Purification, structural characterization, cloning and immunocytochemical localization of chemoreception proteins from Schistocerca gregaria

Soluble low‐molecular‐mass protein isoforms were purified from chemosensory organs (antennae, tarsi and labrum) of the desert locust Schistocerca gregaria . Five genes encoding proteins of this group were amplified by PCR from cDNAs of tarsi and sequenced. Their expression products are polypeptide chains of 109 amino acids showing 40–50% sequence identity with putative olfactory proteins from Drosophila melanogaster and Cactoblastis cactorum . Direct structural investigation on isoforms purified from chemosensory organs revealed the presence in the expression products of two of the genes cloned. Two additional protein isoforms were detected and their molecular structure exhaustively characterized.
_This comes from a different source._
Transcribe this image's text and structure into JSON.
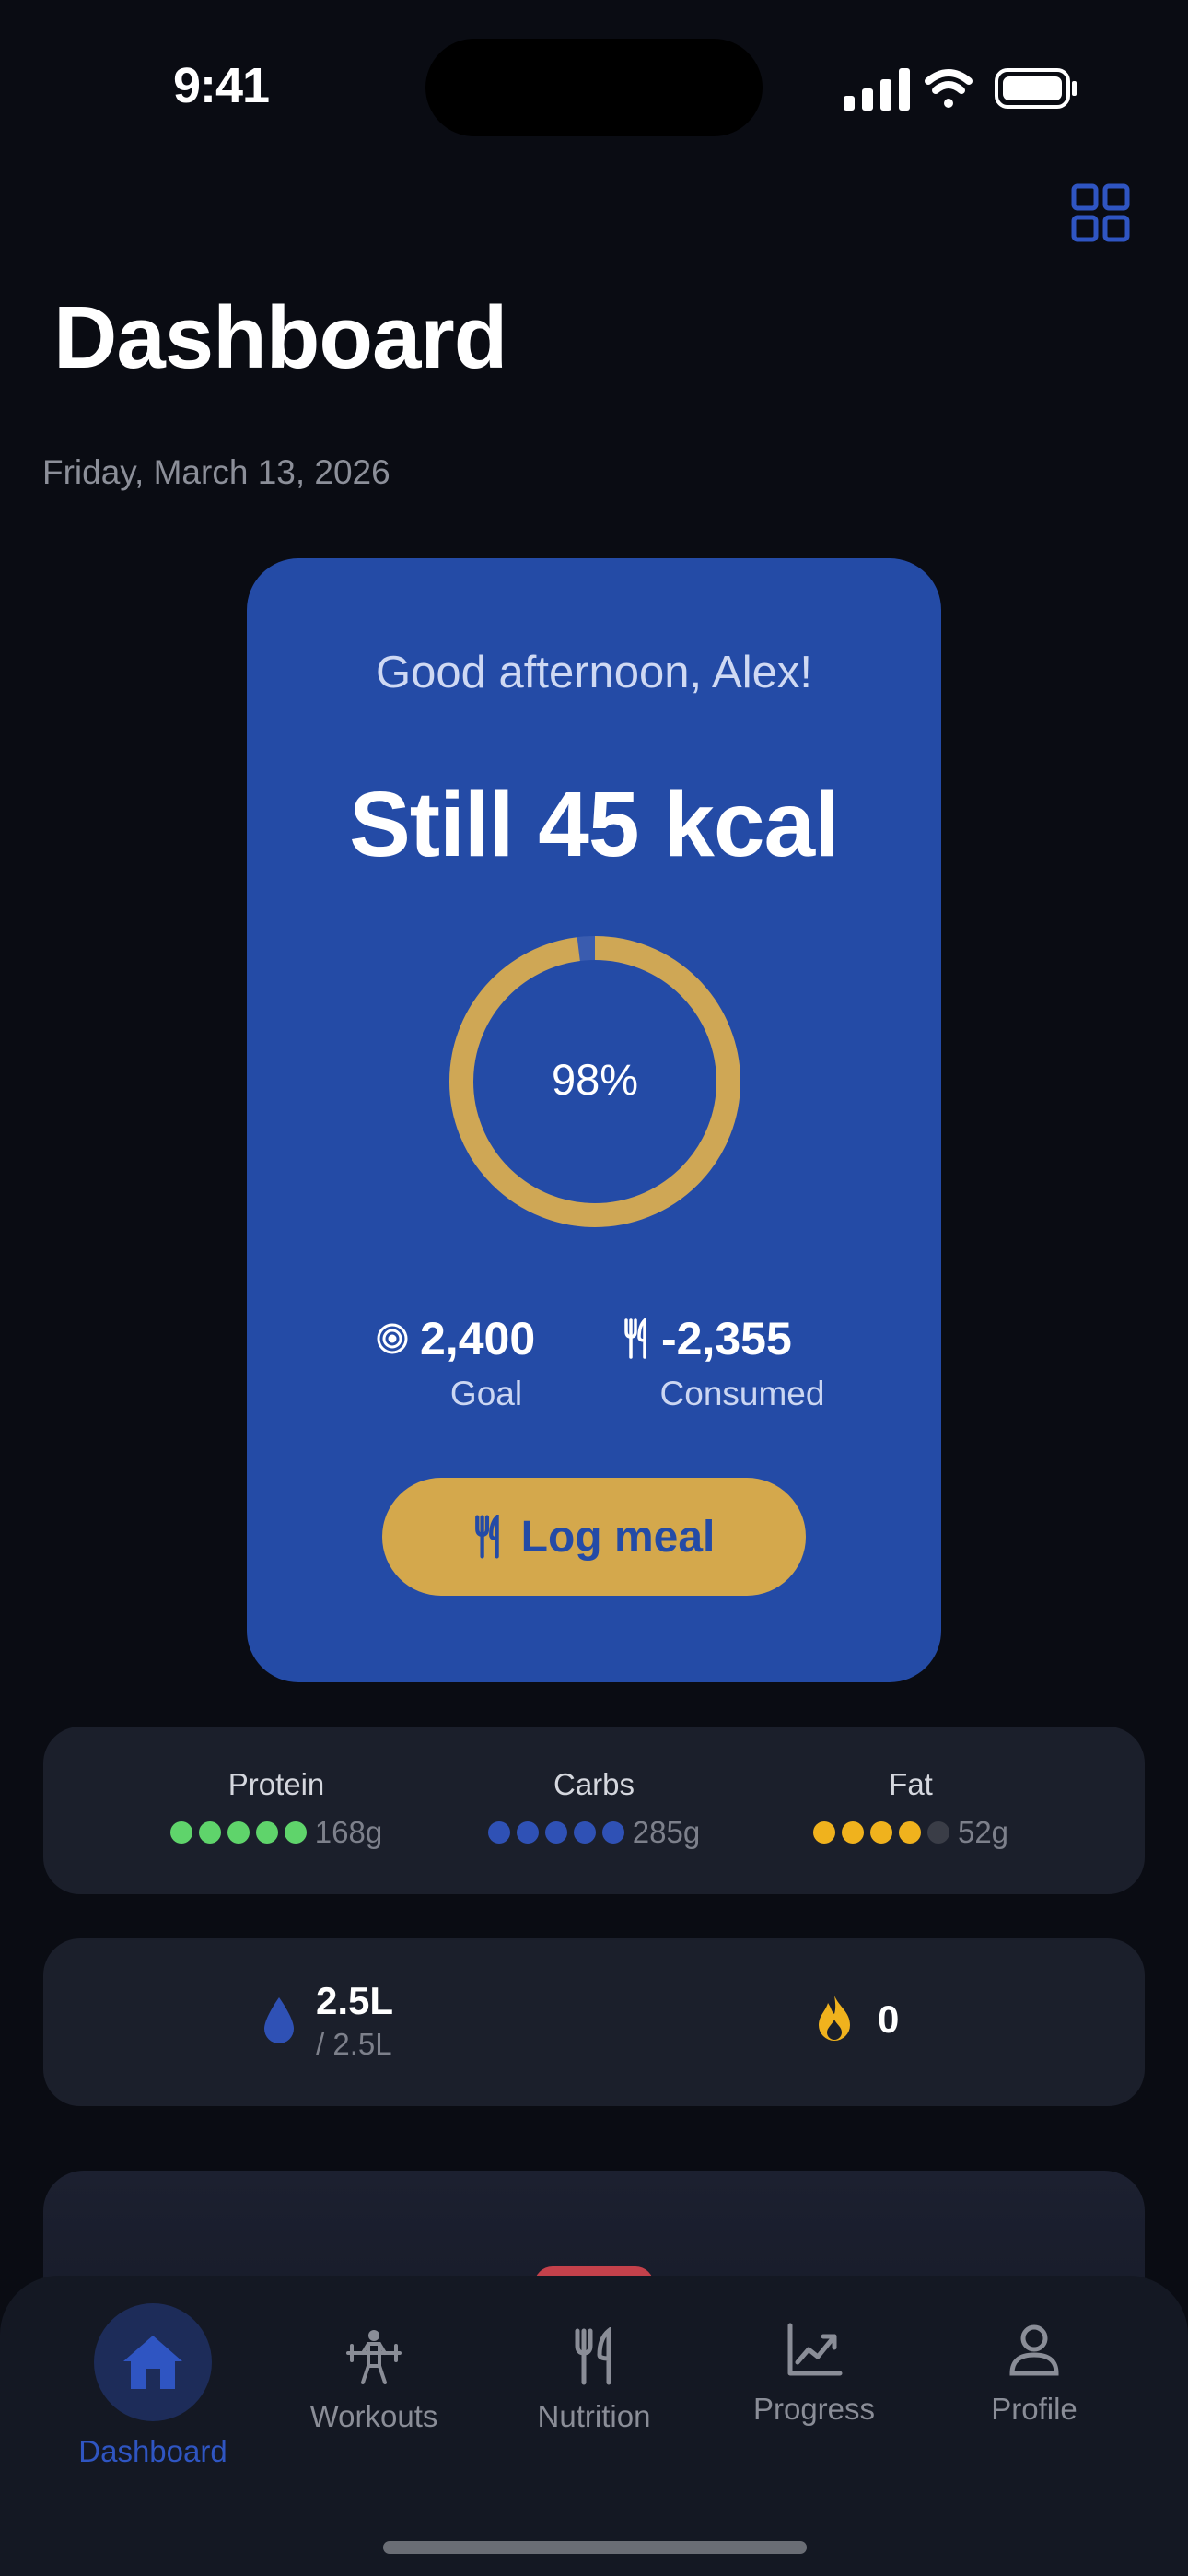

MS analysis of all isoforms demonstrated that the four cysteine residues conserved in the polypeptide chain were involved in disulfide bridges (Cys29–Cys38 and Cys57–Cys60) and indicated the absence of any additional post‐translational modifications. Immunocytochemistry experiments, performed with rabbit antiserum raised against the protein isoform mixture, showed selective labelling of the outer lymph in contact sensilla of tarsi, maxillary palps and antennae. Other types of sensilla were not labelled, nor were the cuticle and dendrites of the sensory cells. No binding of radioactively labelled glucose or bicarbonate was detected, in disagreement with the hypothesis that this class of proteins is involved in the CO 2 ‐sensing cascade. Our experimental data suggest that the proteins described here could be involved in contact chemoreception in Orthoptera.